木村老人は、この街の歴史に精通しており、地元では霊能者としても知られていた。
五十嵐は、木村老人に事件の経緯を説明し、美咲ちゃんの霊を鎮める方法を尋ねた。木村老人は、静かに話を聞き終えると、「……これは、怨霊の仕業じゃ……」と呟いた。
木村老人は、美咲ちゃんの霊が、自分の身体を取り戻すために、他の子供たちの身体の一部を奪っていると語った。
そして、美咲ちゃんの霊を鎮めるためには、美咲ちゃんの魂を解放する必要があると告げた。
「美咲ちゃんの魂を解放するには……?」
五十嵐は、真剣な眼差しで木村老人に尋ねた。
木村老人は、
「美咲ちゃんが心残りとしているものを探し出し、それを解決する必要がある」
と答えた。
五十嵐は、美咲ちゃんが心残りとしているものについて考え始めた。
美咲ちゃんは、事故で左腕を失った。そして、人形遊びに異常な執着を見せていた。
つまり、美咲ちゃんは、完全な体の人形を欲していたのではないか?
五十嵐は、その考えに至ると、ある仮説を立てた。
美咲ちゃんは、自分の体のパーツを集めて、完全な体の人形を作ろうとしているのではないか?
そして、その人形に自分の魂を移し替えようとしているのではないか?
五十嵐は、その仮説を検証するために、美咲ちゃんの部屋に残されていた人形のパーツを改めて調べた。
すると、左腕のパーツだけが欠けていることに気づいた。そして、その欠けている左腕のパーツこそが、美咲ちゃんが事故で失った左腕ではないかと考えた。

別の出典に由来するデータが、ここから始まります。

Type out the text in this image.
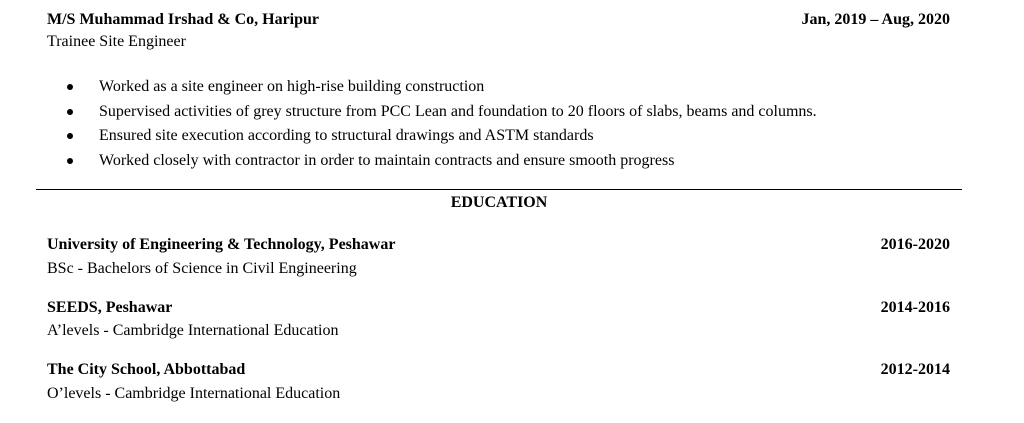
M/S Muhammad Irshad & Co, Haripur	Jan, 2019 – Aug, 2020
Trainee Site Engineer
Worked as a site engineer on high-rise building construction
Supervised activities of grey structure from PCC Lean and foundation to 20 floors of slabs, beams and columns.
Ensured site execution according to structural drawings and ASTM standards
Worked closely with contractor in order to maintain contracts and ensure smooth progress
EDUCATION
University of Engineering & Technology, Peshawar	2016-2020
BSc - Bachelors of Science in Civil Engineering
SEEDS, Peshawar	2014-2016
A’levels - Cambridge International Education
The City School, Abbottabad	2012-2014
O’levels - Cambridge International Education
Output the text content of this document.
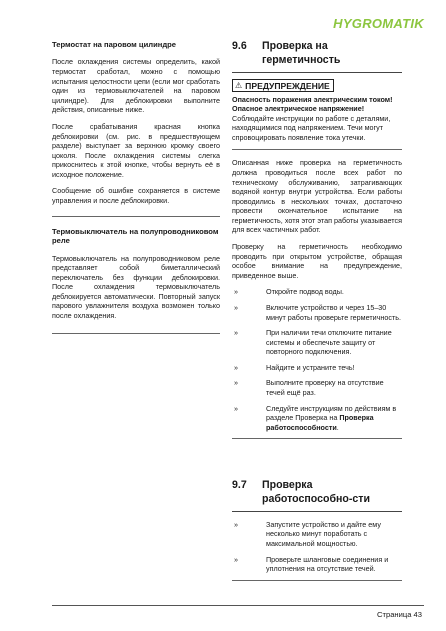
HYGROMATIK
Термостат на паровом цилиндре

После охлаждения системы определить, какой термостат сработал, можно с помощью испытания целостности цепи (если мог сработать один из термовыключателей на паровом цилиндре). Для деблокировки выполните действия, описанные ниже.

После срабатывания красная кнопка деблокировки (см. рис. в предшествующем разделе) выступает за верхнюю кромку своего цоколя. После охлаждения системы слегка прикоснитесь к этой кнопке, чтобы вернуть её в исходное положение.

Сообщение об ошибке сохраняется в системе управления и после деблокировки.

Термовыключатель на полупроводниковом реле

Термовыключатель на полупроводниковом реле представляет собой биметаллический переключатель без функции деблокировки. После охлаждения термовыключатель деблокируется автоматически. Повторный запуск парового увлажнителя воздуха возможен только после охлаждения.

9.6	Проверка на герметичность
⚠ ПРЕДУПРЕЖДЕНИЕ

Опасность поражения электрическим током! Опасное электрическое напряжение!

Соблюдайте инструкции по работе с деталями, находящимися под напряжением. Течи могут спровоцировать появление тока утечки.

Описанная ниже проверка на герметичность должна проводиться после всех работ по техническому обслуживанию, затрагивающих водяной контур внутри устройства. Если работы проводились в нескольких точках, достаточно провести окончательное испытание на герметичность, хотя этот этап работы указывается для всех частичных работ.

Проверку на герметичность необходимо проводить при открытом устройстве, обращая особое внимание на предупреждение, приведенное выше.

»	Откройте подвод воды.
»	Включите устройство и через 15–30 минут работы проверьте герметичность.
»	При наличии течи отключите питание системы и обеспечьте защиту от повторного подключения.
»	Найдите и устраните течь!
»	Выполните проверку на отсутствие течей ещё раз.
»	Следуйте инструкциям по действиям в разделе Проверка на Проверка работоспособности.
9.7	Проверка работоспособно-сти
»	Запустите устройство и дайте ему несколько минут поработать с максимальной мощностью.
»	Проверьте шланговые соединения и уплотнения на отсутствие течей.
Страница 43
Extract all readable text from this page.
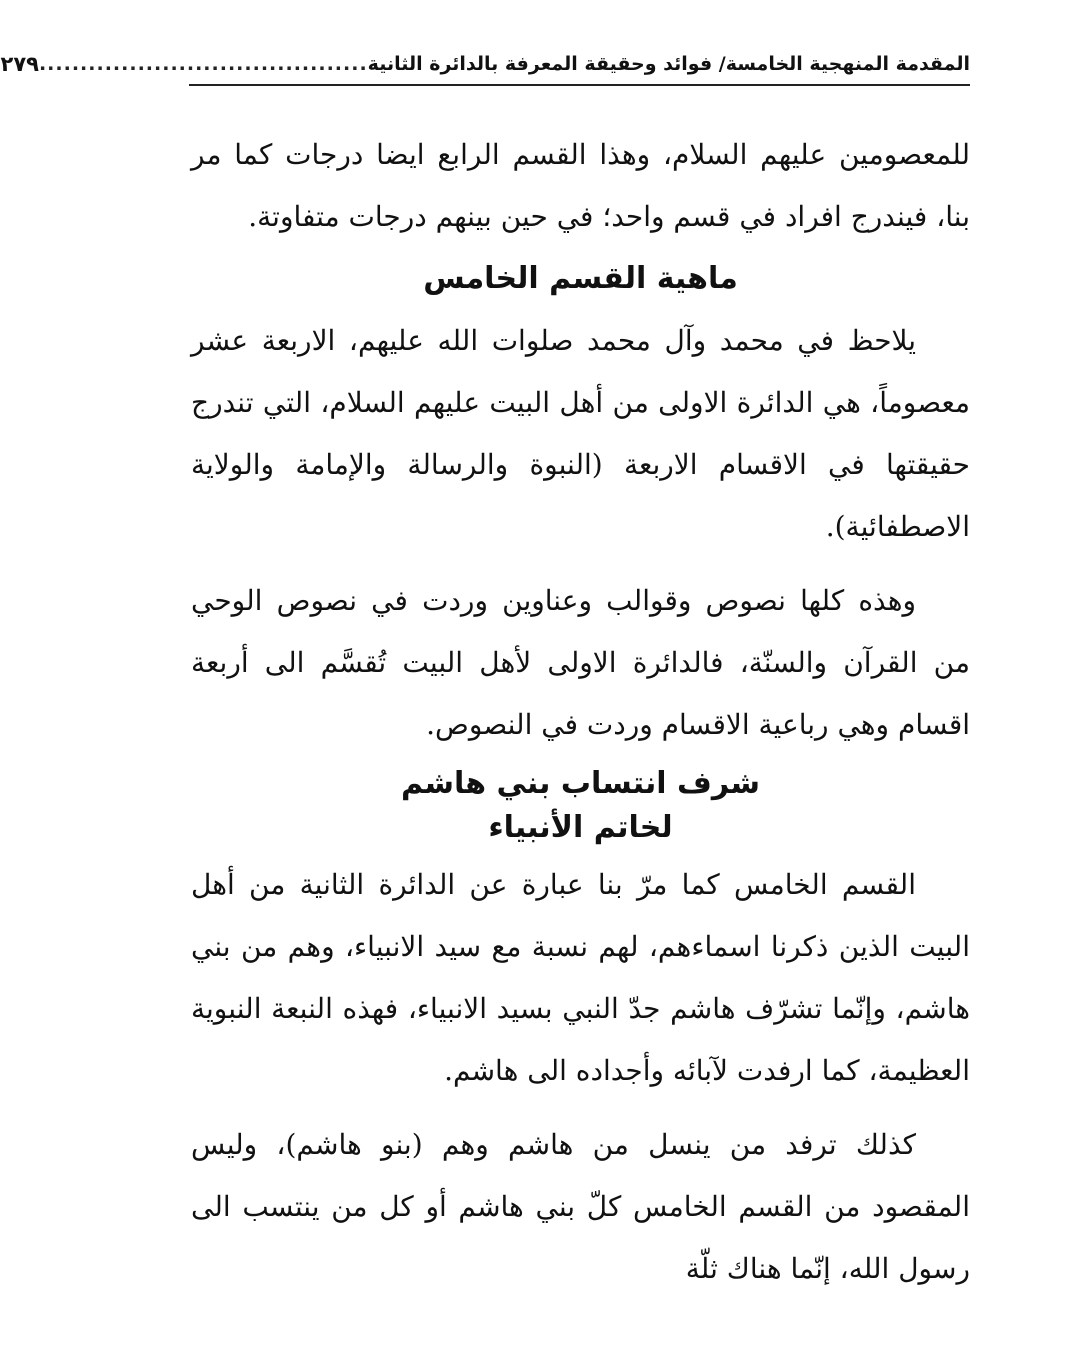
المقدمة المنهجية الخامسة/ فوائد وحقيقة المعرفة بالدائرة الثانية
........................................
٢٧٩

للمعصومين عليهم السلام، وهذا القسم الرابع ايضا درجات كما مر بنا، فيندرج افراد في قسم واحد؛ في حين بينهم درجات متفاوتة.

ماهية القسم الخامس

يلاحظ في محمد وآل محمد صلوات الله عليهم، الاربعة عشر معصوماً، هي الدائرة الاولى من أهل البيت عليهم السلام، التي تندرج حقيقتها في الاقسام الاربعة (النبوة والرسالة والإمامة والولاية الاصطفائية).

وهذه كلها نصوص وقوالب وعناوين وردت في نصوص الوحي من القرآن والسنّة، فالدائرة الاولى لأهل البيت تُقسَّم الى أربعة اقسام وهي رباعية الاقسام وردت في النصوص.

شرف انتساب بني هاشم
لخاتم الأنبياء

القسم الخامس كما مرّ بنا عبارة عن الدائرة الثانية من أهل البيت الذين ذكرنا اسماءهم، لهم نسبة مع سيد الانبياء، وهم من بني هاشم، وإنّما تشرّف هاشم جدّ النبي بسيد الانبياء، فهذه النبعة النبوية العظيمة، كما ارفدت لآبائه وأجداده الى هاشم.

كذلك ترفد من ينسل من هاشم وهم (بنو هاشم)، وليس المقصود من القسم الخامس كلّ بني هاشم أو كل من ينتسب الى رسول الله، إنّما هناك ثلّة
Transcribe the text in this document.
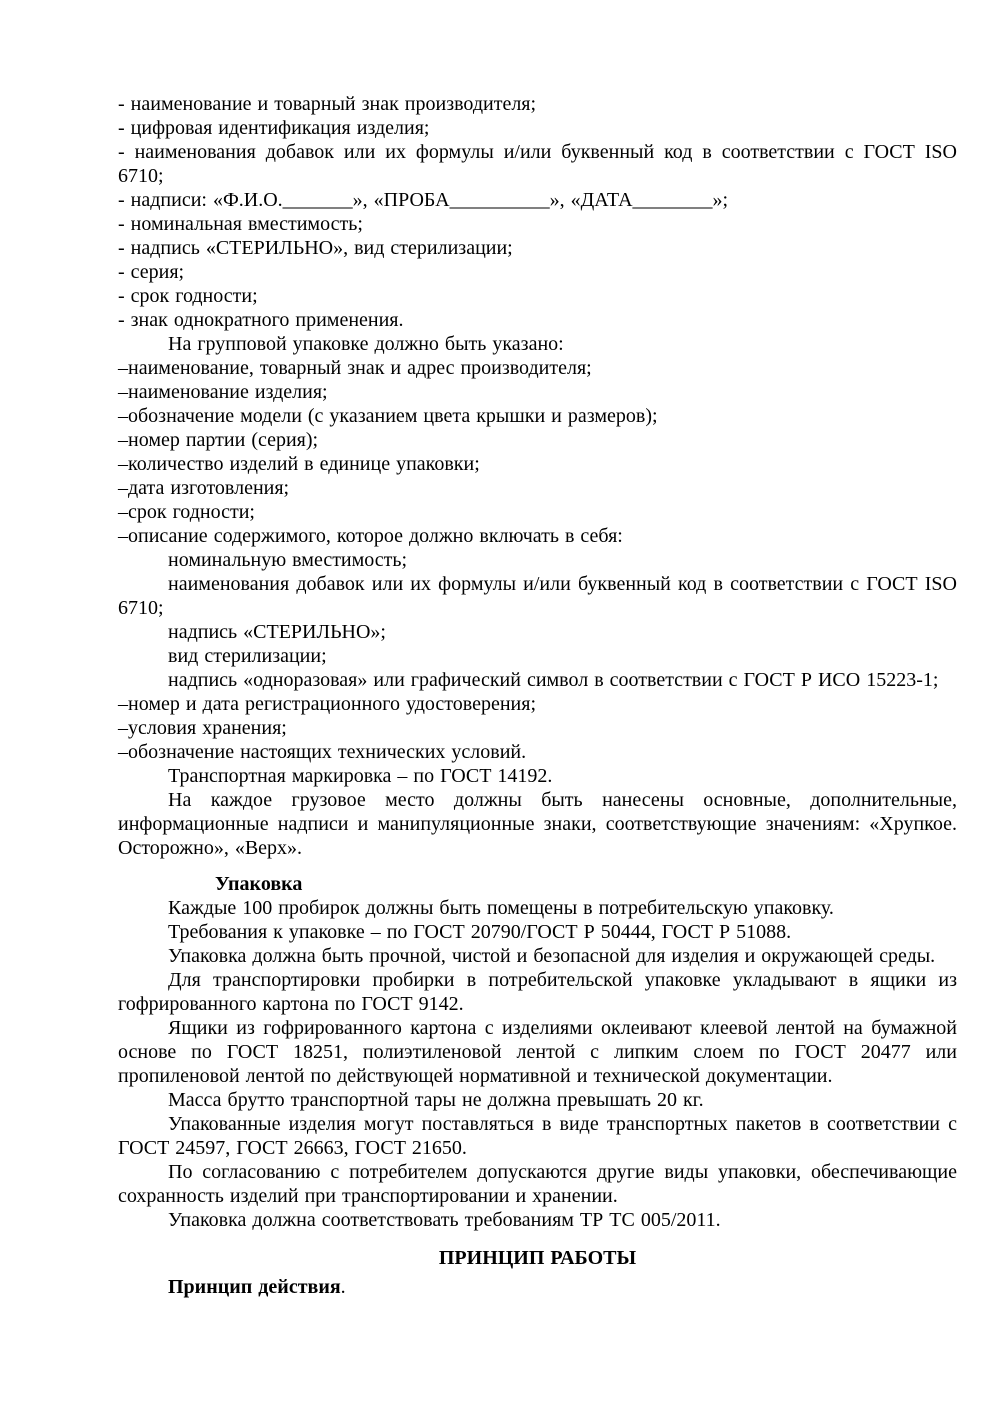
- наименование и товарный знак производителя;

- цифровая идентификация изделия;

- наименования добавок или их формулы и/или буквенный код в соответствии с ГОСТ ISO 6710;

- надписи: «Ф.И.О._______», «ПРОБА__________», «ДАТА________»;

- номинальная вместимость;

- надпись «СТЕРИЛЬНО», вид стерилизации;

- серия;

- срок годности;

- знак однократного применения.

На групповой упаковке должно быть указано:

–наименование, товарный знак и адрес производителя;

–наименование изделия;

–обозначение модели (с указанием цвета крышки и размеров);

–номер партии (серия);

–количество изделий в единице упаковки;

–дата изготовления;

–срок годности;

–описание содержимого, которое должно включать в себя:

номинальную вместимость;

наименования добавок или их формулы и/или буквенный код в соответствии с ГОСТ ISO 6710;

надпись «СТЕРИЛЬНО»;

вид стерилизации;

надпись «одноразовая» или графический символ в соответствии с ГОСТ Р ИСО 15223-1;

–номер и дата регистрационного удостоверения;

–условия хранения;

–обозначение настоящих технических условий.

Транспортная маркировка – по ГОСТ 14192.

На каждое грузовое место должны быть нанесены основные, дополнительные, информационные надписи и манипуляционные знаки, соответствующие значениям: «Хрупкое. Осторожно», «Верх».

Упаковка

Каждые 100 пробирок должны быть помещены в потребительскую упаковку.

Требования к упаковке – по ГОСТ 20790/ГОСТ Р 50444, ГОСТ Р 51088.

Упаковка должна быть прочной, чистой и безопасной для изделия и окружающей среды.

Для транспортировки пробирки в потребительской упаковке укладывают в ящики из гофрированного картона по ГОСТ 9142.

Ящики из гофрированного картона с изделиями оклеивают клеевой лентой на бумажной основе по ГОСТ 18251, полиэтиленовой лентой с липким слоем по ГОСТ 20477 или пропиленовой лентой по действующей нормативной и технической документации.

Масса брутто транспортной тары не должна превышать 20 кг.

Упакованные изделия могут поставляться в виде транспортных пакетов в соответствии с ГОСТ 24597, ГОСТ 26663, ГОСТ 21650.

По согласованию с потребителем допускаются другие виды упаковки, обеспечивающие сохранность изделий при транспортировании и хранении.

Упаковка должна соответствовать требованиям ТР ТС 005/2011.

ПРИНЦИП РАБОТЫ

Принцип действия.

五十嵐は、美咲ちゃんの左腕を探し出すことが、事件解決の鍵になると確信した。
しかし、美咲ちゃんの左腕はどこにあるのか?
五十嵐は、再び捜査を開始した。
近所の子供たちへの聞き込みを続けると、ある有力な情報が得られた。
美咲ちゃんが事故に遭った日、何か白いものが公園の近くの森へ飛んでいったという証言だった。
五十嵐は、直ちに森へと向かった。
森の中は、昼間でも薄暗く、不気味な雰囲気が漂っていた。
五十嵐は、森の中をくまなく捜索した。すると、森の奥深くで、小さな祠を発見した。祠の中には、歪な人形が置かれていた。
五十嵐が人形に近づき、よく見ると、その人形には左腕と右足がなかった。
そして、人形の傍らには、汚れた木箱が置かれていた。
五十嵐は、箱を開けてみた。
ーー中には、人間の子供の左腕と右足が入っていた。
五十嵐は、息を呑んだ。
この左腕と右足は、勇太くんと莉奈ちゃんのものであることは間違いない。
そして、この人形こそが、美咲ちゃんが作りたかった完全な体の人形だったのだ。
その時、森の中に、冷たい風が吹き抜けた。
そして、子供のような高い声が聞こえてきた。
「……これで……できたぁ……」「……わたしの……か、ら、だ……」
声は、祠の奥から聞こえてきた。
五十嵐は、ゆっくりと祠の奥へと進んでいった。